GPU Texture Pipeline

Until now, Lux has been a vector graphics engine. Shapes, transforms, layers — all described as draw commands, all rasterised by Vello at the end of the frame. Beautiful for 2D geometry. Completely useless for pixel-level image processing.

If you want to blur an image, colour-correct a video feed, or run a custom fragment shader, you need textures. GPU-resident, handle-allocated, pipeline-cached textures. You need a texture engine.

This is the foundation for everything that follows.

The architecture

The texture pipeline has four components, split across two crates:

In lux-core (where plugins can see it):

TextureHandle — an opaque u64 handle. Plugins never touch a wgpu::Texture directly.
TextureOp — a declarative enum describing what you want the GPU to do.

In lux-render (where the GPU lives):

TexturePool — handle-based allocation with free-list reuse and frame-based GC.
ShaderCache — WGSL source hash → compiled pipeline cache.
TextureEngine — the orchestrator that executes TextureOps after graph evaluation.

The split is deliberate. Plugins depend only on lux-core. They describe what they want — “allocate a 512x512 texture”, “run this shader with these inputs” — and the render layer figures out how. A plugin author never imports wgpu, never creates a bind group, never thinks about buffer alignment. They push a TextureOp and move on.

Handles, not resources

Every texture in the system is referenced by a TextureHandle(u64). It’s Copy, it’s Serialize, it can cross wires, live in pin values, and get saved to disk. Handle 0 is reserved as INVALID — the texture equivalent of null.

#[derive(Clone, Copy, PartialEq, Eq, Hash, Serialize, Deserialize)]
pub struct TextureHandle(pub u64);

impl TextureHandle {
    pub const INVALID: Self = Self(0);
    pub fn is_invalid(&self) -> bool { self.0 == 0 }
}

The pool assigns handles from an atomic counter starting at 1. No mutex, no lock, just fetch_add(1, Relaxed). The handle is the key into a HashMap of actual GPU resources — wgpu::Texture, wgpu::TextureView, and the TextureDesc that created them.

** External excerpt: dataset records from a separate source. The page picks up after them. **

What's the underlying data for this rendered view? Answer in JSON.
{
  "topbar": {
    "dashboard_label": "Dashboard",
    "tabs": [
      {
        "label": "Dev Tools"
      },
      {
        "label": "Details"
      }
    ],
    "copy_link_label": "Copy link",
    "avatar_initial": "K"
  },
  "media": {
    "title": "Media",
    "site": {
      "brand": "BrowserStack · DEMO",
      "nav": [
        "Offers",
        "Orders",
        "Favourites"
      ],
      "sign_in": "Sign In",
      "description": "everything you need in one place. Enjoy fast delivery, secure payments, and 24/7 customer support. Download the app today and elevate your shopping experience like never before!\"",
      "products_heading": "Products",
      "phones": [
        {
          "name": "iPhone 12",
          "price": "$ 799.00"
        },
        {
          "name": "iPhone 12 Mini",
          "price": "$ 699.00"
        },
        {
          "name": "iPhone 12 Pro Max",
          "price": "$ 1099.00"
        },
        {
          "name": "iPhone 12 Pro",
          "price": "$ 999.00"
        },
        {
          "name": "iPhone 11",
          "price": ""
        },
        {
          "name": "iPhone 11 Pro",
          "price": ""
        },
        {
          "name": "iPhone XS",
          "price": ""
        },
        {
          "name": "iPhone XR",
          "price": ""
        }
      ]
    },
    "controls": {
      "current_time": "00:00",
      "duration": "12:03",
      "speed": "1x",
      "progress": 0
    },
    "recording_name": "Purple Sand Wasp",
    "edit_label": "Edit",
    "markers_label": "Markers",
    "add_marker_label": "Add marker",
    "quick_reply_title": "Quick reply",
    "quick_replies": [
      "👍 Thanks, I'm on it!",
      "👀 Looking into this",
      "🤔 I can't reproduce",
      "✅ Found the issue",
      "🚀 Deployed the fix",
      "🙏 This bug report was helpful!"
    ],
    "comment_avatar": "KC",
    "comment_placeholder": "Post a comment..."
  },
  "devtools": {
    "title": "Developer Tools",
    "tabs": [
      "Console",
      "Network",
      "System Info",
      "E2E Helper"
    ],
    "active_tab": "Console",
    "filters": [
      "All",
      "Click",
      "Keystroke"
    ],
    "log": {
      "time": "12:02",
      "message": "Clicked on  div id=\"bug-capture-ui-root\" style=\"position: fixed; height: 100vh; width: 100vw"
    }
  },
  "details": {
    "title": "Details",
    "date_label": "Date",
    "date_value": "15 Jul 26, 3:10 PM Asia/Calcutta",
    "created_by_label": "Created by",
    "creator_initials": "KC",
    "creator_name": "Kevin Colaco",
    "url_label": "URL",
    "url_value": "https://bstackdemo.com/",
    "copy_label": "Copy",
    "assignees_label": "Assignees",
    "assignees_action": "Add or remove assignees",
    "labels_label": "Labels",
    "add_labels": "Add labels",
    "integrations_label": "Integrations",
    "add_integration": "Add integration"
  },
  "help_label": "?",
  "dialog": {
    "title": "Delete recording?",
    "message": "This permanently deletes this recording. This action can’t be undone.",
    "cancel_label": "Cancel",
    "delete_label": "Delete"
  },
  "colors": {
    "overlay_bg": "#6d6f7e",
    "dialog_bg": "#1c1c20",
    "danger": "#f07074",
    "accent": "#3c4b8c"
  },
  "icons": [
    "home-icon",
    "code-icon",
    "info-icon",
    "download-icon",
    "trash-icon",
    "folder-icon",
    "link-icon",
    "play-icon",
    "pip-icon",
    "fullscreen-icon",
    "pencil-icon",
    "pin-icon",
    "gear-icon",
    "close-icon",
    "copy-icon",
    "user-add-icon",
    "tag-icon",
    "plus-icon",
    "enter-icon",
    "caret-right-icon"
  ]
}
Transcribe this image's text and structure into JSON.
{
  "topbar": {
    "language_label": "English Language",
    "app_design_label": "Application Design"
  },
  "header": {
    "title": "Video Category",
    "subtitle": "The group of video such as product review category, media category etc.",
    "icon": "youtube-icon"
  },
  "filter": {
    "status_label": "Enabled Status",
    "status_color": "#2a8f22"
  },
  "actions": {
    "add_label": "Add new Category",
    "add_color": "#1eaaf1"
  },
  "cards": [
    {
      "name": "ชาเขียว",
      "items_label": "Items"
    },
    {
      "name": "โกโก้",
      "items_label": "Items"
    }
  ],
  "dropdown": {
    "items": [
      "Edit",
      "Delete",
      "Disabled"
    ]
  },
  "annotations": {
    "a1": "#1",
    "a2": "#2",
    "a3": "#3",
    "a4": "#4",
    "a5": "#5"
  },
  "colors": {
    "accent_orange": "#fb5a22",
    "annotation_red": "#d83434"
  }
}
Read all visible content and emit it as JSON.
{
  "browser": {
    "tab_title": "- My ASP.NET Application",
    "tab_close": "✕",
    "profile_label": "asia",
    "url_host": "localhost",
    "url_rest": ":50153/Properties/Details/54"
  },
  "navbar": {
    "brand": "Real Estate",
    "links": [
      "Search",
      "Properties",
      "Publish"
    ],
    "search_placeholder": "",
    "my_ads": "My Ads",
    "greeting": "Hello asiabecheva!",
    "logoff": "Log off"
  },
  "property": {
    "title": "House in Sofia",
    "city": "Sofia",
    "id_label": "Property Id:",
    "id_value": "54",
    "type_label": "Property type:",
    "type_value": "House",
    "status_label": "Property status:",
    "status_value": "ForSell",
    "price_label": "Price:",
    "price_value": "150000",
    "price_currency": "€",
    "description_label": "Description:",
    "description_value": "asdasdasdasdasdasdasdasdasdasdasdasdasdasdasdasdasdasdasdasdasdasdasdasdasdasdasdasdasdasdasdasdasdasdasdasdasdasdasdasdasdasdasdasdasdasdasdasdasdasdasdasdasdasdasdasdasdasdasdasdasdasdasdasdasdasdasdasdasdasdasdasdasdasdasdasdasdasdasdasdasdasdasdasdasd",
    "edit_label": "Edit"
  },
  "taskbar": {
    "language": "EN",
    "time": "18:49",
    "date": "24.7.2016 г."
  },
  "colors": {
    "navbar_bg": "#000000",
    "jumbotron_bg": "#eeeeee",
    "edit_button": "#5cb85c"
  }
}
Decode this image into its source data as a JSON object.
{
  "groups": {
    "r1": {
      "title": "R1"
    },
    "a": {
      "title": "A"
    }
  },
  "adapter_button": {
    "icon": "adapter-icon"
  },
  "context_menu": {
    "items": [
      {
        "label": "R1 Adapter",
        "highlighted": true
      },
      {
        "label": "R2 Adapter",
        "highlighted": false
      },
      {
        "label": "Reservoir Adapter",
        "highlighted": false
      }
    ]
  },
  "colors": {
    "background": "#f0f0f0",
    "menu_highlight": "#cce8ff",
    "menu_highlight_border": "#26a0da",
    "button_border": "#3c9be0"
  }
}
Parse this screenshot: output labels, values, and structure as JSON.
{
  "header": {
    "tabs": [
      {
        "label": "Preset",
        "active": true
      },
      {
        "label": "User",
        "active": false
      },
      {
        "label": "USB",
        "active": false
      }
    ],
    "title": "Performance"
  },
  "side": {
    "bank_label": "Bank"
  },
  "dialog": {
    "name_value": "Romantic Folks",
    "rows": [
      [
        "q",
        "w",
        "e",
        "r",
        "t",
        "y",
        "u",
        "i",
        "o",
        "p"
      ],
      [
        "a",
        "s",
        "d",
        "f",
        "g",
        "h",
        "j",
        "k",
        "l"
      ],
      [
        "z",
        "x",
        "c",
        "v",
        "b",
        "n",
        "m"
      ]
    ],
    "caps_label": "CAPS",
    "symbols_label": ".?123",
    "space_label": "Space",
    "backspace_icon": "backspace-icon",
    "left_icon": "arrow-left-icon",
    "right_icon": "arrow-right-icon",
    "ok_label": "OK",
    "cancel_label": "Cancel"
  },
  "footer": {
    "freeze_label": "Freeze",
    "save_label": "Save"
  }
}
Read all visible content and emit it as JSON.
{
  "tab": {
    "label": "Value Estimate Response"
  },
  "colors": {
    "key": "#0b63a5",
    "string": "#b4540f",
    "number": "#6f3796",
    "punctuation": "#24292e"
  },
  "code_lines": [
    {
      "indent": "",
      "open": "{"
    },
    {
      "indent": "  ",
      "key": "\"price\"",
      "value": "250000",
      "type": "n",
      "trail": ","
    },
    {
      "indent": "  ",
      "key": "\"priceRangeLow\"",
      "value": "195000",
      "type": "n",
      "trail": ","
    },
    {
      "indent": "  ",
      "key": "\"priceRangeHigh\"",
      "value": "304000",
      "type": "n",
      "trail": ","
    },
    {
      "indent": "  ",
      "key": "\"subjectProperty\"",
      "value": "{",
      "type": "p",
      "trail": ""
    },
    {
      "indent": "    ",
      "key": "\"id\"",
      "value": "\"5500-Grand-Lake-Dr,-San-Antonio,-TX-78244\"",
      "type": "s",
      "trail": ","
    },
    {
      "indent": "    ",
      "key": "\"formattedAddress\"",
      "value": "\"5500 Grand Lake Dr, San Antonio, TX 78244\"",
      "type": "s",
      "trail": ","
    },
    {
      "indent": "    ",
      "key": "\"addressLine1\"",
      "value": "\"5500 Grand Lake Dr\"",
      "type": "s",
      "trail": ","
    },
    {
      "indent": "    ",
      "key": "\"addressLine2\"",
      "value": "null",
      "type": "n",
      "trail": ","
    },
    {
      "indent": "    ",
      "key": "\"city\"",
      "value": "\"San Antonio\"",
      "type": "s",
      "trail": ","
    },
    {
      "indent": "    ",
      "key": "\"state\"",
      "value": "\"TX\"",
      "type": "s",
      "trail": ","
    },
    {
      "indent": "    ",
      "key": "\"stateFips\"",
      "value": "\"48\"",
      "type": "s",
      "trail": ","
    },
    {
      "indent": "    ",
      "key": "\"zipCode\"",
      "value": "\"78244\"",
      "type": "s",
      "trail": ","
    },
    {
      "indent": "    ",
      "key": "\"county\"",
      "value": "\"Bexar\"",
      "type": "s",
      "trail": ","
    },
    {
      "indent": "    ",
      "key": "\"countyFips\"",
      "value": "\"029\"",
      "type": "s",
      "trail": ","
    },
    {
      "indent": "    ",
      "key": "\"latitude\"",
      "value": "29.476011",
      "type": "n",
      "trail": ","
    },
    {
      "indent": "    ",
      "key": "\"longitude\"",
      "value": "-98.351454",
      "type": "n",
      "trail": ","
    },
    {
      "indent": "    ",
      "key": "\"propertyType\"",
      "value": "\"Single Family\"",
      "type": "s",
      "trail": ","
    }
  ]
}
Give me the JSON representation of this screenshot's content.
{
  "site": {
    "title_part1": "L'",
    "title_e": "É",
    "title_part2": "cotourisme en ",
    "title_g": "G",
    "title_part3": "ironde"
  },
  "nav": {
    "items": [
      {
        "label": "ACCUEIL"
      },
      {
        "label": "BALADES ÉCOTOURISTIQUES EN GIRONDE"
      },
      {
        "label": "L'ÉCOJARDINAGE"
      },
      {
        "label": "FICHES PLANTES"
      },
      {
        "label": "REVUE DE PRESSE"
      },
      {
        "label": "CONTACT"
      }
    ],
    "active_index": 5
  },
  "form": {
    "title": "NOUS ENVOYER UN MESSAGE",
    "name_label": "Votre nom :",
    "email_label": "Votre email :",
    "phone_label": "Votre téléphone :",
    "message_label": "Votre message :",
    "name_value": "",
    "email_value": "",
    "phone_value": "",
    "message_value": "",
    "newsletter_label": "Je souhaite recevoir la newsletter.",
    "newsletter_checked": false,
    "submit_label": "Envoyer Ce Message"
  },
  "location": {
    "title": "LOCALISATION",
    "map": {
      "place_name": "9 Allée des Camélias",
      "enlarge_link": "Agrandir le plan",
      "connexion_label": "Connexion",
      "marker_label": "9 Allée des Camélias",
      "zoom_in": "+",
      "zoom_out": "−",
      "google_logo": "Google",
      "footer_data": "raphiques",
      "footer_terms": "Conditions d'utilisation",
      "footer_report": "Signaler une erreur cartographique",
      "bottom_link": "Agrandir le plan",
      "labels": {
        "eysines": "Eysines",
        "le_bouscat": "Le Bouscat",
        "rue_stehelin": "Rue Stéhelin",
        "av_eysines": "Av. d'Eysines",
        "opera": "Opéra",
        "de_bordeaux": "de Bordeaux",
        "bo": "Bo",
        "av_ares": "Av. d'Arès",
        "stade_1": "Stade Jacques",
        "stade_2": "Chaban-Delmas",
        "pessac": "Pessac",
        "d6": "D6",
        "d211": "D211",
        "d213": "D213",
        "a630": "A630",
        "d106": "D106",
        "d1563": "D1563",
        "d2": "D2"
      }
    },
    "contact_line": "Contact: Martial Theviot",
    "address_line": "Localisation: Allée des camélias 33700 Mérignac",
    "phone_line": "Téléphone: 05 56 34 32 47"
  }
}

Why handles instead of Arc<wgpu::Texture>? Three reasons:

Serialisation. A handle is a number. It can be saved to a .lux file, sent across a wire, stored in node state. A raw GPU resource can’t.
GC. The pool can reclaim textures that nobody references anymore. With shared ownership you’d need weak refs and cycle detection.
Reuse. When a texture is freed, its GPU memory goes back to the free list. The next allocation of the same size reuses it. Zero GPU allocation overhead for steady-state patches.

The free list

TexturePool maintains two data structures:

active: HashMap<u64, PoolEntry> — textures currently in use, keyed by handle ID.
free_list: HashMap<(u32, u32, TextureFormat), Vec<FreeEntry>> — released textures, keyed by dimensions and format.

When a node calls ctx.alloc_texture(512, 512, Rgba8), the pool first checks the free list for a matching (512, 512, Rgba8) entry. If one exists, it pops it and returns the handle. If not, it creates a new wgpu::Texture with the right usage flags (TEXTURE_BINDING | RENDER_ATTACHMENT | COPY_SRC | COPY_DST) and wraps it.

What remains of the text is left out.